I'm less convinced by Holden's curt dismissal of the notion that Shakespeare was bisexual, or even gay. (Well, I would, wouldn't I?). He acknowledges the arguments of Auden and Wilde (among others) on the 'pro' side - pointing out, for example, that Wilde puts his belief of the writer being gay into a fictional story ('The Portrait of Mr W.H.') rather than having the courage to write it into a factual article. But, on my first reading of this book, Holden seems to base his entire argument for the Bard being heterosexual on a single sonnet, number 20, one of the most overtly sexual, which praises the young man's physical looks yet ultimately disdains his (the young man's) possession of a penis ("To my purpose, nothing"). I've read extensively on the sonnets (I do, after all, revise my recitation of one of them consecutively every single day) and more than one commentator, far more learned than I, or even Holden himself I'd aver, points out that this particular Sonnet, even putting aside all the other 125 of the 154 in the cycle addressed to the young man, does in fact reinforce the idea of a physical attraction on the part of Shakespeare, perhaps unconsummated, at a time when, after all, all homosexual acts were a capital offence i.e. punishable by death. I think Holden ought to do better than, failing any indisputable evidence that S. was gay, fall back on the default possession of him not being so. I think all we can say with confidence is that coming up to the 400th anniversary of his death, it's most unlikely that anything new not known on the subject up to now is going to appear. The best we can say is that even if the door on the subject can be near-closed it will never be shut completely.
But that's the beauty of this book. It provokes thought and confrontation and encourages cross-consultation. It doesn't leave ideas lying lifeless on the page. We can disagree with them if we like. It's our prerogative.

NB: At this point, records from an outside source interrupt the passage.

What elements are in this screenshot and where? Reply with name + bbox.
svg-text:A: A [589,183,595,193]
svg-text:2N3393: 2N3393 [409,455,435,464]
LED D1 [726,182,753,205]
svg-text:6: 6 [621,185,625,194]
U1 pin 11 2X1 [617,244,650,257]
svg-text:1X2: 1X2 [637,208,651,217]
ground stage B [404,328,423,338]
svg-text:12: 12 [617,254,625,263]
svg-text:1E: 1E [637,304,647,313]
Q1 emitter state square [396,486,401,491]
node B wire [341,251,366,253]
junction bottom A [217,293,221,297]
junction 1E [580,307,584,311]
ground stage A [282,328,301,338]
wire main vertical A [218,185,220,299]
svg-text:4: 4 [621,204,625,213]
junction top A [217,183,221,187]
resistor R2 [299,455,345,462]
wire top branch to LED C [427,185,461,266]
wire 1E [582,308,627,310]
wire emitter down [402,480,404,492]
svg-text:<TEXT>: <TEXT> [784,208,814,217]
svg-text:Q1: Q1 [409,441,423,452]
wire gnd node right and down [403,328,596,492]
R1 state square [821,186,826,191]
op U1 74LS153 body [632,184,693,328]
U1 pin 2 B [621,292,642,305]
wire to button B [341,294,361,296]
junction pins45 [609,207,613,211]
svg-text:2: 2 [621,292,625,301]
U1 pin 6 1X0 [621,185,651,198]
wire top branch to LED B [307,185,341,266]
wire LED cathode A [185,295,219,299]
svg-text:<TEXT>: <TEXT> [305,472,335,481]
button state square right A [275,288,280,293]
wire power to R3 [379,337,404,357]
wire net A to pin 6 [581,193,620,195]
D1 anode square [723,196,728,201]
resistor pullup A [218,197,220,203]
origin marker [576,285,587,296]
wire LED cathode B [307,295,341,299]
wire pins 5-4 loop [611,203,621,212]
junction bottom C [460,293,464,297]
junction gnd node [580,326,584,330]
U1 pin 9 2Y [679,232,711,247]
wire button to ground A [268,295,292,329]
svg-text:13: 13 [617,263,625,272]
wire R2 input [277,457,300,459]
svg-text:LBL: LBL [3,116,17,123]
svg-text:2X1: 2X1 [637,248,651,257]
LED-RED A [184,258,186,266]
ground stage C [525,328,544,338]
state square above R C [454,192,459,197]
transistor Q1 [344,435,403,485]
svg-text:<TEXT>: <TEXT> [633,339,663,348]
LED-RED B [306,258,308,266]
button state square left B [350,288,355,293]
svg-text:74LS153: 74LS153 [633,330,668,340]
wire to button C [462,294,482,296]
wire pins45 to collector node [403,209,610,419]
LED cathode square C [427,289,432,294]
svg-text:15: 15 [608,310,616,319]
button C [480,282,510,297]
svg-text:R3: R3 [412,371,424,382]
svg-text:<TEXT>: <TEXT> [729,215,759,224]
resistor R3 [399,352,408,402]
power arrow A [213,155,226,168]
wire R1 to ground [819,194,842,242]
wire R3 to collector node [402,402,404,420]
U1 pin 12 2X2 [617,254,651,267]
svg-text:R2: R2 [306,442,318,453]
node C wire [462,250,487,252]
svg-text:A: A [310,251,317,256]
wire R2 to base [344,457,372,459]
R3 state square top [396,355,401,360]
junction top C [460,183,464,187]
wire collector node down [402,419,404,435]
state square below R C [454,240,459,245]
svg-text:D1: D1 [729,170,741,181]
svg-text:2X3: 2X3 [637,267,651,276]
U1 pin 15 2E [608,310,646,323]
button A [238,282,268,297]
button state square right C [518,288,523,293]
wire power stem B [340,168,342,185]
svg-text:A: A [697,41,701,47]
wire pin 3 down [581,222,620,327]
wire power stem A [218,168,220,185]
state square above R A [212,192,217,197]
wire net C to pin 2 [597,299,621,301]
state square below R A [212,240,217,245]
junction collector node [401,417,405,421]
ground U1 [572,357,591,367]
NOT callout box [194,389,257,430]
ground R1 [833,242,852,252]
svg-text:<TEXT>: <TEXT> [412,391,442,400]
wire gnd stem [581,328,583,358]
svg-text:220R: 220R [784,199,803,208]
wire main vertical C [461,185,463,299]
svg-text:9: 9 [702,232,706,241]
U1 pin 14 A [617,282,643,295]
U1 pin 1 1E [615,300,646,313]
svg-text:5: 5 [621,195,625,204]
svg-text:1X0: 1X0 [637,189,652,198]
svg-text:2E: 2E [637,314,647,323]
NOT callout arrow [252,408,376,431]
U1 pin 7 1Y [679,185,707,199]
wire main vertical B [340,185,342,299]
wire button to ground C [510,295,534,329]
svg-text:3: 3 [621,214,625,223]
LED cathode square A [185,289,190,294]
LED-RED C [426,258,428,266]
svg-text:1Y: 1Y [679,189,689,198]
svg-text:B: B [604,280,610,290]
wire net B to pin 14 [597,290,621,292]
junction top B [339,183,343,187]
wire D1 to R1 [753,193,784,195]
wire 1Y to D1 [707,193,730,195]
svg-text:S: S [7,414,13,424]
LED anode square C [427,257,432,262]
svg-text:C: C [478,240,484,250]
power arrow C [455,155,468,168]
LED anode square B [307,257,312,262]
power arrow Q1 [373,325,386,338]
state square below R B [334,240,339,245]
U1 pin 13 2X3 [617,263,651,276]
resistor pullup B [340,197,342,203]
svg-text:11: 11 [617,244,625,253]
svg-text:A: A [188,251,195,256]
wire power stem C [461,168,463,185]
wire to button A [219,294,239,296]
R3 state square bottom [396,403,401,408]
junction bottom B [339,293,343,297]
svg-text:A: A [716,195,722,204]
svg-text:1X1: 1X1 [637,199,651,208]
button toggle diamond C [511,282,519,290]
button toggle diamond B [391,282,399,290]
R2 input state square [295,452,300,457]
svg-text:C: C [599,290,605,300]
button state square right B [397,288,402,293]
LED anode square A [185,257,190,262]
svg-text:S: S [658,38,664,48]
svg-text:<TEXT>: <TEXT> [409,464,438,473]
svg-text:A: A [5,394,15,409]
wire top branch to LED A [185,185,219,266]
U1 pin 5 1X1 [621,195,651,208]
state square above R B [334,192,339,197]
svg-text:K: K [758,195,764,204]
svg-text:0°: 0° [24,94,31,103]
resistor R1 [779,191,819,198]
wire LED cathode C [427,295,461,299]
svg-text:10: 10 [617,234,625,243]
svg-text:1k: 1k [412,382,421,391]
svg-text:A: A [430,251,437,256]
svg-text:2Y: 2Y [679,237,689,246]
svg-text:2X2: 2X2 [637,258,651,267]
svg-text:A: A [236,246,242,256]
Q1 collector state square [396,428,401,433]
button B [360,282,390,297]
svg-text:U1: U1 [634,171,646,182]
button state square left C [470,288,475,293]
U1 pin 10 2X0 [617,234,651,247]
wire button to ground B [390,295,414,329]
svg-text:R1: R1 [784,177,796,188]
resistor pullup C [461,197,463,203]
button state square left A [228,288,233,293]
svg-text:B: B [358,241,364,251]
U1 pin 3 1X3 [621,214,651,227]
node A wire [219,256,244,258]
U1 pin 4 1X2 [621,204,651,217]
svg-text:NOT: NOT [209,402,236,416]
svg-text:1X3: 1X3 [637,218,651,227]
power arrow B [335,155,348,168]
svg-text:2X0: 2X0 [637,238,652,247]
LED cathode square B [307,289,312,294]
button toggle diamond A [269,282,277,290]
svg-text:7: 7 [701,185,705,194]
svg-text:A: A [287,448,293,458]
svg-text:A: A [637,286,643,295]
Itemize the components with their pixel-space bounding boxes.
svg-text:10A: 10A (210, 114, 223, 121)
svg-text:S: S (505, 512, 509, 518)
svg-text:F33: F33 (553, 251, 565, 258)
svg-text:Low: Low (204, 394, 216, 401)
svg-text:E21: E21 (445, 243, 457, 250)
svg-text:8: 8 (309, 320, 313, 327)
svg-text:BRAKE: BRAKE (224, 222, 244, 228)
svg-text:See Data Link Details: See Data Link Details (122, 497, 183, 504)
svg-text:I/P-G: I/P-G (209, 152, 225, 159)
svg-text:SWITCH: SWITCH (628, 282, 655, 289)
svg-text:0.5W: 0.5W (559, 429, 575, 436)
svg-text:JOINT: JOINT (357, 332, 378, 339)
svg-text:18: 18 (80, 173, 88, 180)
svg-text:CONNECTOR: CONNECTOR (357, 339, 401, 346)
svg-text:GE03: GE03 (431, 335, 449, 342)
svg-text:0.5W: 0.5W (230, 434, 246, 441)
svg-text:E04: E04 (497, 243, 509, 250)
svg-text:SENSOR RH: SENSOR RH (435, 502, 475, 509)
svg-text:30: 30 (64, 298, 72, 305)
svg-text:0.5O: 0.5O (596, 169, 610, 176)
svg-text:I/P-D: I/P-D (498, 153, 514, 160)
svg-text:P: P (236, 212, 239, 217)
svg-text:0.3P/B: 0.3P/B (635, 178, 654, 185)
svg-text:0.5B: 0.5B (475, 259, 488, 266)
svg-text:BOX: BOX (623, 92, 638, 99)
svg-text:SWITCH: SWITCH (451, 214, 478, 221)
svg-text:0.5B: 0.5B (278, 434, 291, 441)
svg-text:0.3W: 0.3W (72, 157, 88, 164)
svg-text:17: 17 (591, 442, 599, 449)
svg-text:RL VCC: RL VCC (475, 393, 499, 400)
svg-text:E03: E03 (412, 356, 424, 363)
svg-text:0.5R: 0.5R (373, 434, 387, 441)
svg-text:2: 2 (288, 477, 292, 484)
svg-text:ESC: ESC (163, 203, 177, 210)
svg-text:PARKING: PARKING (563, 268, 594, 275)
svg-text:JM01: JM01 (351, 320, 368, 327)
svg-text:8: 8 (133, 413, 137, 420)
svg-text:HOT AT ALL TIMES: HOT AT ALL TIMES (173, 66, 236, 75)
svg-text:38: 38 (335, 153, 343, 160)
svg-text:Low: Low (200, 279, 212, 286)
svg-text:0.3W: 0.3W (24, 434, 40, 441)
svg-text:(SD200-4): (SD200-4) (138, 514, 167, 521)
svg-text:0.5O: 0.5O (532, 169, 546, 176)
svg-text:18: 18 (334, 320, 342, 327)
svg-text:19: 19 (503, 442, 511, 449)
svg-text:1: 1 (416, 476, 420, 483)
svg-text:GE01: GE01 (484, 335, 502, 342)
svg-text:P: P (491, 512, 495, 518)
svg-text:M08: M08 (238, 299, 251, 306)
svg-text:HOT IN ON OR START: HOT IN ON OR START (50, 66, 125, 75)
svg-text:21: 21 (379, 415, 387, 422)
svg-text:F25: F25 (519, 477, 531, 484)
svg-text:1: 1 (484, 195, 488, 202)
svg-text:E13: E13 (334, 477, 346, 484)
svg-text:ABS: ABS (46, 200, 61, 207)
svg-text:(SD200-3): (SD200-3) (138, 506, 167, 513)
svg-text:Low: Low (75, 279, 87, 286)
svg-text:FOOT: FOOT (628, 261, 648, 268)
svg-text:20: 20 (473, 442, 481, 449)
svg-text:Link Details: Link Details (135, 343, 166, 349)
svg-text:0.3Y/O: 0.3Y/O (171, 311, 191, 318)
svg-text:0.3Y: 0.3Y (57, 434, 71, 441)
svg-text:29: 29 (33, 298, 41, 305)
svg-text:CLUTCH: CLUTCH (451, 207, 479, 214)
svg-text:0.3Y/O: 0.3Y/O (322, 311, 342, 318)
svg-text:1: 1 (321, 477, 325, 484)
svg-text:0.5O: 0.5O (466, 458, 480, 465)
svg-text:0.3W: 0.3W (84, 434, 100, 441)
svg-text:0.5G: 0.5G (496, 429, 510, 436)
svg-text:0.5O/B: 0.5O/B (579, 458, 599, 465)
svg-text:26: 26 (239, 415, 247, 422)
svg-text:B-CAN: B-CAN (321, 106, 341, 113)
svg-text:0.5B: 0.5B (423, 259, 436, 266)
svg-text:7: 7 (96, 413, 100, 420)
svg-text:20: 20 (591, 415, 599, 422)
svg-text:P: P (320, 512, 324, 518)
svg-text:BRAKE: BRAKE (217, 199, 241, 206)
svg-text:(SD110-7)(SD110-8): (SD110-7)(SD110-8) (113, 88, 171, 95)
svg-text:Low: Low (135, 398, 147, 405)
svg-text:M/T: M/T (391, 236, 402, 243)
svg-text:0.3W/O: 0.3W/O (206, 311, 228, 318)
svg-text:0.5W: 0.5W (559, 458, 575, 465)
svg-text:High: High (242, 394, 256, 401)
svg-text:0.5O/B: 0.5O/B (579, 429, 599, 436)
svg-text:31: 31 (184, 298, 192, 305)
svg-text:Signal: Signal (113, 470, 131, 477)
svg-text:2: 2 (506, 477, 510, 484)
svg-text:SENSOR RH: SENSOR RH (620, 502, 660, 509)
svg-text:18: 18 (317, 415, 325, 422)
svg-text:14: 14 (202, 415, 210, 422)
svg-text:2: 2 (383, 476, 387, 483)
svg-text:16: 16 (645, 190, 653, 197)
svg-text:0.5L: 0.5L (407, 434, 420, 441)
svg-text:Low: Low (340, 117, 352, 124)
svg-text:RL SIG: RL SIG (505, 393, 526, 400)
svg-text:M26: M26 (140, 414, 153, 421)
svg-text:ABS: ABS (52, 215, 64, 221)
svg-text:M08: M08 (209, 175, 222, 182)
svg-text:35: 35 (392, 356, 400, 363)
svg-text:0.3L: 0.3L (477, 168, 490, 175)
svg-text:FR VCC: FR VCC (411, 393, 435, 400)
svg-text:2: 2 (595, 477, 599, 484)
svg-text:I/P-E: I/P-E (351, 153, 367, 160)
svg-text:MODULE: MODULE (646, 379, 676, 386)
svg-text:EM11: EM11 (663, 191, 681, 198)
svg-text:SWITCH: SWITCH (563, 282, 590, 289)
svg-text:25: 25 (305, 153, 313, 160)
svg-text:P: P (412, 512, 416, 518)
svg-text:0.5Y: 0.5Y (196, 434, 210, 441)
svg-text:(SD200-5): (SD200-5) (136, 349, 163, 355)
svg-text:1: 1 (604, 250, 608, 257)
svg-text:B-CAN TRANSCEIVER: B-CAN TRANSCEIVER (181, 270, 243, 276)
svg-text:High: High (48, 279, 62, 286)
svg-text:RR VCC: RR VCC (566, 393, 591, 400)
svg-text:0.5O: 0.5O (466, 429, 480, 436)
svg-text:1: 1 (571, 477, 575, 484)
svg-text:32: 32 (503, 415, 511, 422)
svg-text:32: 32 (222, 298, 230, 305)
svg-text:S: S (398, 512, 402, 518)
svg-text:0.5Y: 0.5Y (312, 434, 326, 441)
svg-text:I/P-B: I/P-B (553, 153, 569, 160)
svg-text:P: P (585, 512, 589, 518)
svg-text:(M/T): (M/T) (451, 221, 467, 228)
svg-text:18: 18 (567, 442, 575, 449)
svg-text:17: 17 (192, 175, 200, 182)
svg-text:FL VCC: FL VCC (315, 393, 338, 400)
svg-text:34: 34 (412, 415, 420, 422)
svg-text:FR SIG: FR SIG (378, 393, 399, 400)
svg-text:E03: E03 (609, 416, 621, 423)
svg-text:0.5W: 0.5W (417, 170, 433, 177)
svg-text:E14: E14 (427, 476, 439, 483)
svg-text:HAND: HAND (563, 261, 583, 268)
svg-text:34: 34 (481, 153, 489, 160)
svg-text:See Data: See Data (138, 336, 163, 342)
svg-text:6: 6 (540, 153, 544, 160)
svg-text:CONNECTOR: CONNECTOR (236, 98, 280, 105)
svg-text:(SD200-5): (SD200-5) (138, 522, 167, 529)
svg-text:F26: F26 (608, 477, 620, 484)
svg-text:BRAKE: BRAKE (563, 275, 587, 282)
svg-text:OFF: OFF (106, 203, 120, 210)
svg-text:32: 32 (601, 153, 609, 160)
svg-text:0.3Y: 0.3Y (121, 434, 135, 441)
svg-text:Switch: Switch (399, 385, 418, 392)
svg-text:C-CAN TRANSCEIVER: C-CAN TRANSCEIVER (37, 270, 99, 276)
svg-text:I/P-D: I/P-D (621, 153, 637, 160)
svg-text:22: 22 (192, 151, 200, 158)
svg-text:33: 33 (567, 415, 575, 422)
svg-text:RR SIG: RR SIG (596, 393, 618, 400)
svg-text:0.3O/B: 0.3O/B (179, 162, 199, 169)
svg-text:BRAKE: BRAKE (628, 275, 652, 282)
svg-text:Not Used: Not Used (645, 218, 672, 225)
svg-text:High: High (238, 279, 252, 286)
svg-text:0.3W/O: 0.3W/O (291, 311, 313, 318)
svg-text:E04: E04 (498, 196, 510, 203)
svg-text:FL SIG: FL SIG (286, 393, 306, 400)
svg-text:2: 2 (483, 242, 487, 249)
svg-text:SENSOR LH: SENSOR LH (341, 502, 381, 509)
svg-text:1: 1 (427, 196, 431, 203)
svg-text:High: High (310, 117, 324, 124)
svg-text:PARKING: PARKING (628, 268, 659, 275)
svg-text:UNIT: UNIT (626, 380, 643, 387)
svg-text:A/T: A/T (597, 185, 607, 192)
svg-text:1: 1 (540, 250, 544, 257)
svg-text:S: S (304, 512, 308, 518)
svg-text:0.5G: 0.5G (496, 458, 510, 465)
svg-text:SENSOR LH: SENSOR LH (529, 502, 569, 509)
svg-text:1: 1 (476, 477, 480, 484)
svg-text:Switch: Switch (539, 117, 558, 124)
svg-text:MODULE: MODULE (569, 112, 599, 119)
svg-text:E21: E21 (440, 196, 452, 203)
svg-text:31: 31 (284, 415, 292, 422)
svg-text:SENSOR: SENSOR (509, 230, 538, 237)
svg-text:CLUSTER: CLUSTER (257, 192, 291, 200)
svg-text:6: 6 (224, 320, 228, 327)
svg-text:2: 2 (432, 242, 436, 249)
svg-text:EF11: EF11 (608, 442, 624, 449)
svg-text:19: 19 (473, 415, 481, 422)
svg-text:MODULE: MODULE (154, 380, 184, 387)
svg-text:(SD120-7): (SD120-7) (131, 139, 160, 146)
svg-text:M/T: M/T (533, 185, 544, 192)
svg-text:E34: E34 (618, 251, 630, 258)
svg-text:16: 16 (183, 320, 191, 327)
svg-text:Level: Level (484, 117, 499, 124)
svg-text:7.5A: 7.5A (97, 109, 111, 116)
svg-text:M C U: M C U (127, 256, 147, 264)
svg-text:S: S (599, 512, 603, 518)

I've learned a lot from perusing these 320-odd pages, often pausing for thought. In my monthly reading of one of the plays, which I've now done every single month without a gap for about 50 years, I'll remember his comments about this work or that, and it's bound to affect my thoughts as I read on, reaching ever deeper levels of profundity which has made Shakespeare one of my gods (along with Bach and Beethoven) ever since being in my teens.
With the book fresh in my mind I'm already looking forward to a re-read. In fact I now want to read it again at least once every year in the time I've left allotted to me.